Health Maintenance Organization (HMO)
Health Maintenance Organizations are prepaid health plans. The insured pays
a monthly premium and the HMO covers
services such as doctors' visits, hospital stays, emergency care, surgery,
checkups, lab tests and x-rays, and therapy. Doctors and hospitals are designated
by the HMO.
Health Care Quality Improvement Act (HCQIA)
A federal act which exempts hospitals, group practices, and HMOs from certain
antitrust provisions as they apply to credentialing and peer review so long
as these entities adhere to due process standards that are outlined in the
Act.
Health Care Quality Improvement Program (HCQIP)
A program, established by the Balanced Budget Act of 1997, that seeks to improve
the quality of care provided to Medicare beneficiaries by requiring Medicare+Choice
coordinated care plans to undergo periodic quality review by a peer review
organization.
Health Insurance Portability and Accountability Act (HIPAA)
A federal act that protects people who change jobs, are self-employed, or
who have pre-existing medical conditions. HIPAA standardizes an approach to
the continuation of healthcare benefits for individuals and members of small
group health plans and establishes parity between the benefits extended to
these individuals and those benefits offered to employees in large group plans.
The act also contains provisions designed to ensure that prospective or current
enrollees in a group health plan are not discriminated against based on health
status.
Indemnity Plan
Traditional health insurance that usually covers a percentage of the cost
of care after the insured pays an annual deductible.
Insured
The person for whom a healthcare insurance policy is issued.
Managed Care
A healthcare system structured to manage costs, use and quality of healthcare
delivery. All HMOs and PPOs are managed-care systems.
Maximum Out-of-Pocket
The most money an individual is required to pay per year for deductibles and
coinsurance. It is a stated dollar amount set by the insurance company. Regular
premiums are not included in this amount.
Point-of-Service (POS)
A type of managed-care plan that combines features of health maintenance organizations
(HMOs) and preferred provider organizations (PPOs).
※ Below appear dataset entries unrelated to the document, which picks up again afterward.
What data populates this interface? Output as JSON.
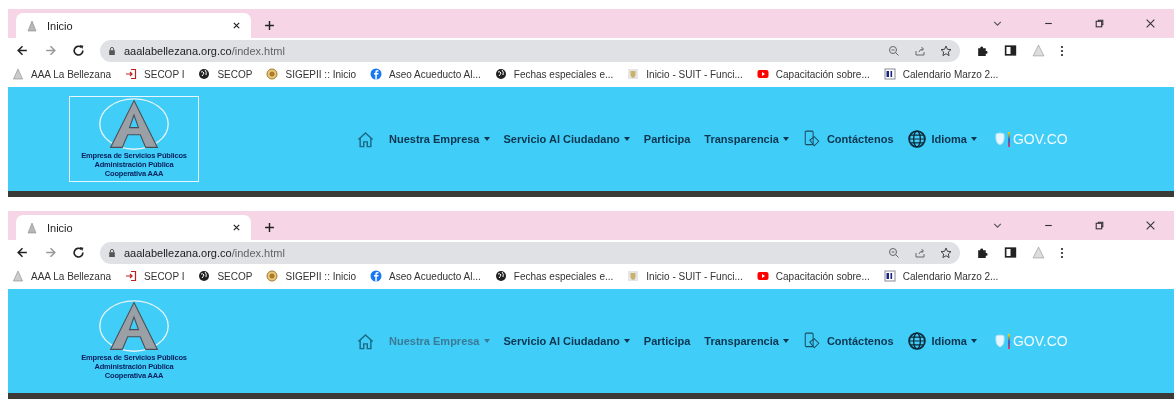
{
  "windows": [
    {
      "tab": {
        "title": "Inicio",
        "selected": true
      },
      "address": {
        "domain": "aaalabellezana.org.co",
        "path": "/index.html"
      },
      "bookmarks": [
        {
          "kind": "logo",
          "label": "AAA La Bellezana"
        },
        {
          "kind": "login",
          "label": "SECOP I"
        },
        {
          "kind": "globe",
          "label": "SECOP"
        },
        {
          "kind": "seal",
          "label": "SIGEPII :: Inicio"
        },
        {
          "kind": "facebook",
          "label": "Aseo Acueducto Al..."
        },
        {
          "kind": "globe",
          "label": "Fechas especiales e..."
        },
        {
          "kind": "shield",
          "label": "Inicio - SUIT - Funci..."
        },
        {
          "kind": "video",
          "label": "Capacitación sobre..."
        },
        {
          "kind": "calendar",
          "label": "Calendario Marzo 2..."
        }
      ],
      "header": {
        "logo_outlined": true,
        "logo_lines": [
          "Empresa de Servicios Públicos",
          "Administración Pública",
          "Cooperativa AAA"
        ],
        "nav": [
          {
            "kind": "home"
          },
          {
            "kind": "link",
            "label": "Nuestra Empresa",
            "dropdown": true,
            "dimmed": false
          },
          {
            "kind": "link",
            "label": "Servicio Al Ciudadano",
            "dropdown": true,
            "dimmed": false
          },
          {
            "kind": "link",
            "label": "Participa",
            "dropdown": false,
            "dimmed": false
          },
          {
            "kind": "link",
            "label": "Transparencia",
            "dropdown": true,
            "dimmed": false
          },
          {
            "kind": "contact",
            "label": "Contáctenos",
            "dropdown": false,
            "dimmed": false
          },
          {
            "kind": "globe",
            "label": "Idioma",
            "dropdown": true,
            "dimmed": false
          },
          {
            "kind": "gov",
            "label": "GOV.CO"
          }
        ]
      }
    },
    {
      "tab": {
        "title": "Inicio",
        "selected": true
      },
      "address": {
        "domain": "aaalabellezana.org.co",
        "path": "/index.html"
      },
      "bookmarks": [
        {
          "kind": "logo",
          "label": "AAA La Bellezana"
        },
        {
          "kind": "login",
          "label": "SECOP I"
        },
        {
          "kind": "globe",
          "label": "SECOP"
        },
        {
          "kind": "seal",
          "label": "SIGEPII :: Inicio"
        },
        {
          "kind": "facebook",
          "label": "Aseo Acueducto Al..."
        },
        {
          "kind": "globe",
          "label": "Fechas especiales e..."
        },
        {
          "kind": "shield",
          "label": "Inicio - SUIT - Funci..."
        },
        {
          "kind": "video",
          "label": "Capacitación sobre..."
        },
        {
          "kind": "calendar",
          "label": "Calendario Marzo 2..."
        }
      ],
      "header": {
        "logo_outlined": false,
        "logo_lines": [
          "Empresa de Servicios Públicos",
          "Administración Pública",
          "Cooperativa AAA"
        ],
        "nav": [
          {
            "kind": "home"
          },
          {
            "kind": "link",
            "label": "Nuestra Empresa",
            "dropdown": true,
            "dimmed": true
          },
          {
            "kind": "link",
            "label": "Servicio Al Ciudadano",
            "dropdown": true,
            "dimmed": false
          },
          {
            "kind": "link",
            "label": "Participa",
            "dropdown": false,
            "dimmed": false
          },
          {
            "kind": "link",
            "label": "Transparencia",
            "dropdown": true,
            "dimmed": false
          },
          {
            "kind": "contact",
            "label": "Contáctenos",
            "dropdown": false,
            "dimmed": false
          },
          {
            "kind": "globe",
            "label": "Idioma",
            "dropdown": true,
            "dimmed": false
          },
          {
            "kind": "gov",
            "label": "GOV.CO"
          }
        ]
      }
    }
  ]
}
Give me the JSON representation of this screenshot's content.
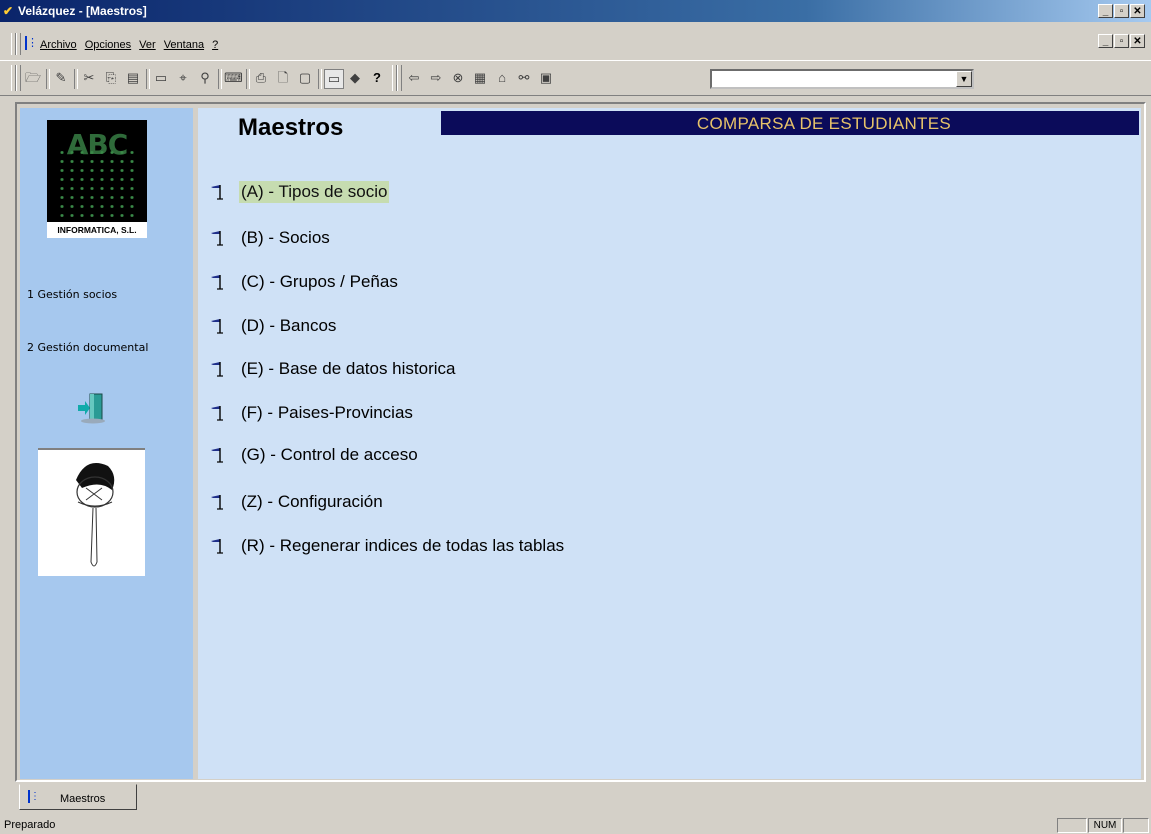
{
  "window": {
    "title": "Velázquez - [Maestros]"
  },
  "menu": {
    "items": [
      "Archivo",
      "Opciones",
      "Ver",
      "Ventana",
      "?"
    ]
  },
  "toolbar": {
    "icons": [
      "open-folder-icon",
      "edit-icon",
      "cut-icon",
      "copy-icon",
      "paste-icon",
      "window-icon",
      "find-icon",
      "zoom-icon",
      "scanner-icon",
      "print-icon",
      "print-preview-icon",
      "page-icon",
      "screen-icon",
      "eraser-icon",
      "help-icon",
      "back-arrow-icon",
      "forward-arrow-icon",
      "stop-icon",
      "refresh-icon",
      "home-icon",
      "search-binoculars-icon",
      "doc-icon"
    ],
    "combo_value": ""
  },
  "sidebar": {
    "logo_caption": "INFORMATICA, S.L.",
    "logo_text": "ABC",
    "links": [
      "1 Gestión socios",
      "2 Gestión documental"
    ]
  },
  "main": {
    "title": "Maestros",
    "header": "COMPARSA DE ESTUDIANTES",
    "items": [
      "(A) - Tipos de socio",
      "(B) - Socios",
      "(C) - Grupos /  Peñas",
      "(D) - Bancos",
      "(E) - Base de datos historica",
      "(F) - Paises-Provincias",
      "(G) - Control de acceso",
      "(Z) - Configuración",
      "(R) - Regenerar indices de todas las tablas"
    ],
    "selected_index": 0
  },
  "tab": {
    "label": "Maestros"
  },
  "status": {
    "text": "Preparado",
    "num": "NUM"
  },
  "colors": {
    "sidebar": "#a6c8ee",
    "main": "#cfe1f6",
    "header_bar": "#0b0b5a",
    "header_text": "#e7c36a",
    "selected": "#c6dcb0"
  }
}
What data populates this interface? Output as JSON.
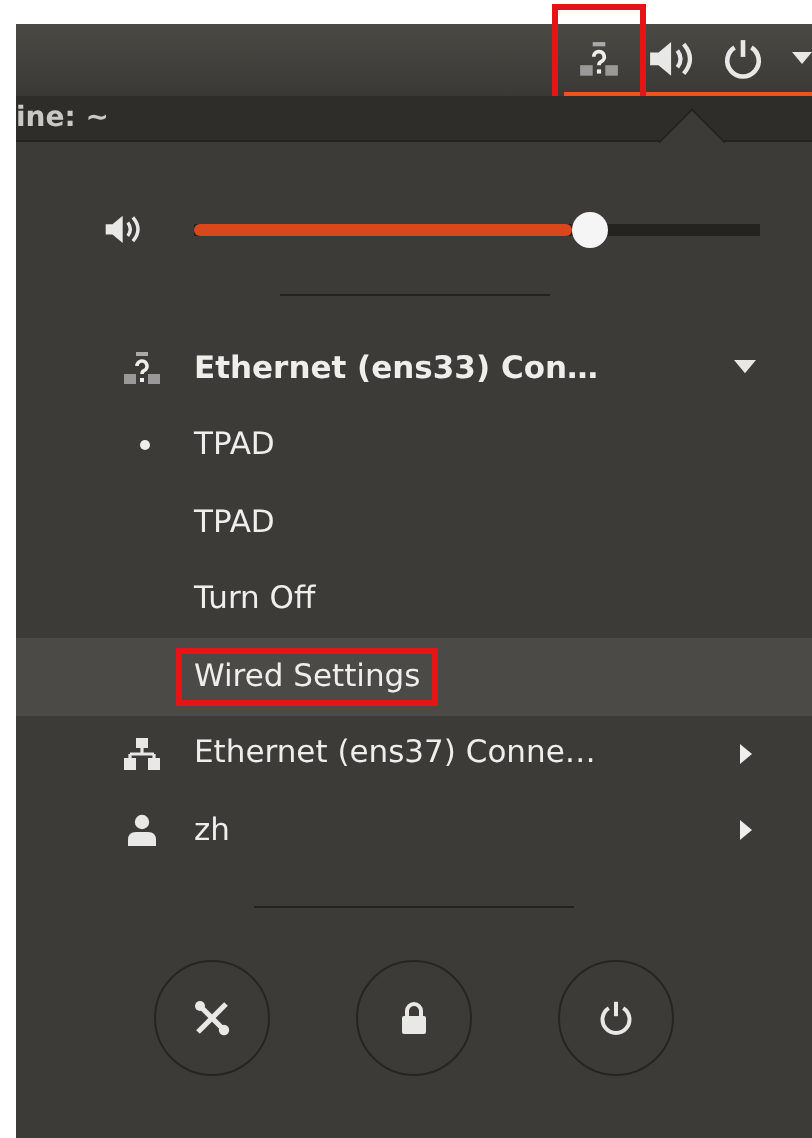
{
  "top_bar": {
    "indicators": [
      {
        "kind": "network-unknown",
        "annotated": true,
        "active": true
      },
      {
        "kind": "volume",
        "annotated": false,
        "active": true
      },
      {
        "kind": "power",
        "annotated": false,
        "active": true
      },
      {
        "kind": "caret",
        "annotated": false,
        "active": true
      }
    ]
  },
  "background_window": {
    "title": "ine: ~"
  },
  "volume": {
    "level": 0.7
  },
  "menu_items": [
    {
      "kind": "device",
      "label": "Ethernet (ens33) Con…",
      "expanded": true
    },
    {
      "kind": "option",
      "label": "TPAD",
      "selected": true
    },
    {
      "kind": "option",
      "label": "TPAD",
      "selected": false
    },
    {
      "kind": "action",
      "label": "Turn Off",
      "highlighted": false,
      "annotated": false
    },
    {
      "kind": "action",
      "label": "Wired Settings",
      "highlighted": true,
      "annotated": true
    },
    {
      "kind": "network",
      "label": "Ethernet (ens37) Conne…",
      "expanded": false
    },
    {
      "kind": "account",
      "label": "zh",
      "expanded": false
    }
  ],
  "system_buttons": [
    {
      "kind": "settings"
    },
    {
      "kind": "lock"
    },
    {
      "kind": "power"
    }
  ]
}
Most POS plans enable
the insured to decide whether to go to a doctor contracted with the plan and
pay a flat dollar copayment, or go to a doctor not contracted with the plan
and pay an annual deductible and coinsurance.
Preferred Provider Organization (PPO)
A combination of traditional fee-for-service and an HMO.
When doctors and hospitals used are part of the PPO,
the insurer covers a larger part of medical bills. Using other doctors is
allowed, but results in higher costs for the insured.
Pre-existing Condition
A health problem that existed or for which the insured received treatment
before the date healthcare insurance became effective. Most healthcare insurance
policies have clauses that describe under what circumstances medical expenses
related to pre-existing condition will be covered by the plan.
Premium
The payment, or regular periodic payments, that a policyholder makes to own
an insurance policy. Healthcare plan premiums are often expressed as a monthly
premium payment.
Primary Care Physician or Doctor
Usually, the first contact for healthcare. Often, this is a family physician
or internist, but some women use their gynecologist. A primary care doctor
monitors health and diagnoses and treats minor health problems, then may refer
individuals to specialists if another level of care is needed.
Provider
Any person (doctor, nurse, dentist) or institution (hospital or clinic) that
provides medical care.
Short Term Health Insurance Plan
Short-term healthcare plans are sometimes called temporary health insurance.
These plans offer very basic healthcare coverage and are specifically designed
to cover you for the short time periods during which you have no other health
insurance.
Usual and Customary
(Also Usual and Regular) Agreed upon dollar amounts an insurance company will
pay for specific types of healthcare treatments.